Whathewhatnow · 20/05/2020 20:54

So he is just a nosy, sweary boombox?

You'll learn to tune him out.

Swearing is a pain him with a 6yo but in 2 years your child.will know all the swears from school anyway.

Good opportunity to teach your son that words and swears are just noise...he shouldn't be scared of this guy....

Most houses have a difficult pillock somewhere nearby.

Soontobe60 · 20/05/2020 21:02

I hated my house when we downsized for a good few months. We bought it knowing we would be mortgage free and able to renovate it to our taste. We also gave ourselves a year before starting anything major. So I lived in it knowing it would be transformed. Two years on, I absolutely love it. It’s completely changed the way we live.
We do have some slightly dodgy neighbours but we put up high fences for privacy and learned to ignore them.
Remember, it’s been lovely weather, lots of people are at home all day so it’s not the usual way of living. I suggest making the fencing a priority, and don’t shut yourselves in the house. Start a design board for things you’d like to do with the house - I planned my kitchen and bathroom a full year before I knew it would be done.

ChateauMargaux · 20/05/2020 21:07

Write a list of the things that you do like about the house and the area. If your income is relatively secure, spend some of your downsizing savings on something lovely for yourself, something for the house and something for you and your son to do together.

ChateauMargaux · 20/05/2020 21:08

And make sure you make the most of things you do like, if not every day then every second day like taking a walk in different nice places every day.

user1471530109 · 20/05/2020 21:12

Hey, it's taken me a while (2 years) to honestly live and feel at home where we are.

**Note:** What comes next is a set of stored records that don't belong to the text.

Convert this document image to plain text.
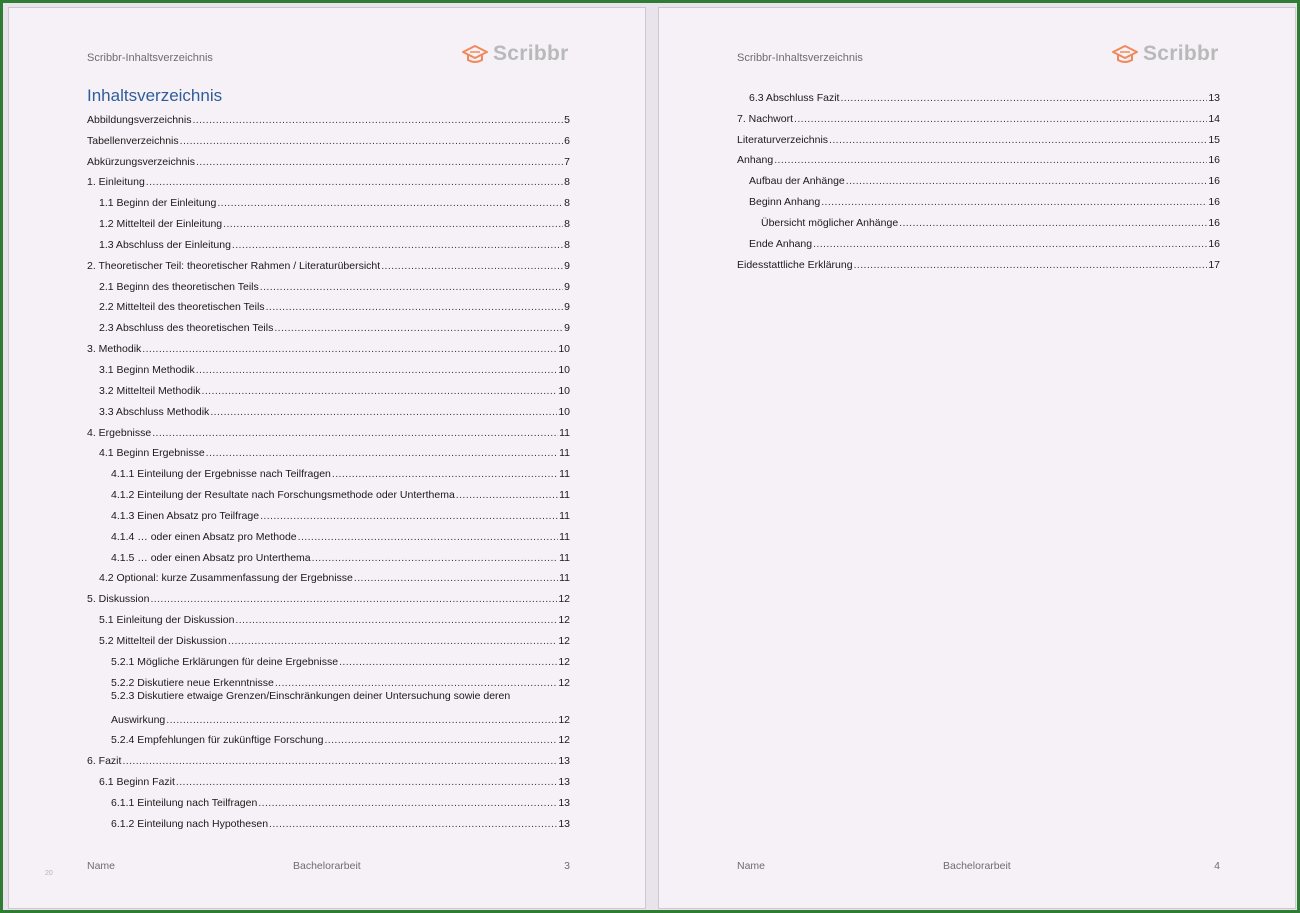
Scribbr-Inhaltsverzeichnis	Scribbr
Inhaltsverzeichnis
Abbildungsverzeichnis .....	5
Tabellenverzeichnis .....	6
Abkürzungsverzeichnis .....	7
1. Einleitung .....	8
1.1 Beginn der Einleitung .....	8
1.2 Mittelteil der Einleitung .....	8
1.3 Abschluss der Einleitung .....	8
2. Theoretischer Teil: theoretischer Rahmen / Literaturübersicht .....	9
2.1 Beginn des theoretischen Teils .....	9
2.2 Mittelteil des theoretischen Teils .....	9
2.3 Abschluss des theoretischen Teils .....	9
3. Methodik .....	10
3.1 Beginn Methodik .....	10
3.2 Mittelteil Methodik .....	10
3.3 Abschluss Methodik .....	10
4. Ergebnisse .....	11
4.1 Beginn Ergebnisse .....	11
4.1.1 Einteilung der Ergebnisse nach Teilfragen .....	11
4.1.2 Einteilung der Resultate nach Forschungsmethode oder Unterthema .....	11
4.1.3 Einen Absatz pro Teilfrage .....	11
4.1.4 … oder einen Absatz pro Methode .....	11
4.1.5 … oder einen Absatz pro Unterthema .....	11
4.2 Optional: kurze Zusammenfassung der Ergebnisse .....	11
5. Diskussion .....	12
5.1 Einleitung der Diskussion .....	12
5.2 Mittelteil der Diskussion .....	12
5.2.1 Mögliche Erklärungen für deine Ergebnisse .....	12
5.2.2 Diskutiere neue Erkenntnisse .....	12
5.2.3 Diskutiere etwaige Grenzen/Einschränkungen deiner Untersuchung sowie deren
Auswirkung .....	12
5.2.4 Empfehlungen für zukünftige Forschung .....	12
6. Fazit .....	13
6.1 Beginn Fazit .....	13
6.1.1 Einteilung nach Teilfragen .....	13
6.1.2 Einteilung nach Hypothesen .....	13
Name	Bachelorarbeit	3
20
Scribbr-Inhaltsverzeichnis	Scribbr
6.3 Abschluss Fazit .....	13
7. Nachwort .....	14
Literaturverzeichnis .....	15
Anhang .....	16
Aufbau der Anhänge .....	16
Beginn Anhang .....	16
Übersicht möglicher Anhänge .....	16
Ende Anhang .....	16
Eidesstattliche Erklärung .....	17
Name	Bachelorarbeit	4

We live in an fugly house in a beautiful location. It's tiny compared to before (divorce) and also have a v mouthy neighbour 2 doors down!

But she's actually a nice woman. Just got a mouth that could make a sailor blush. To be fair, my dc have probably upset a few neighbours over the last few months.

It takes a while to get used to things. Mine needs a lot of work on it too. But both my dc are happy here and I also love the area.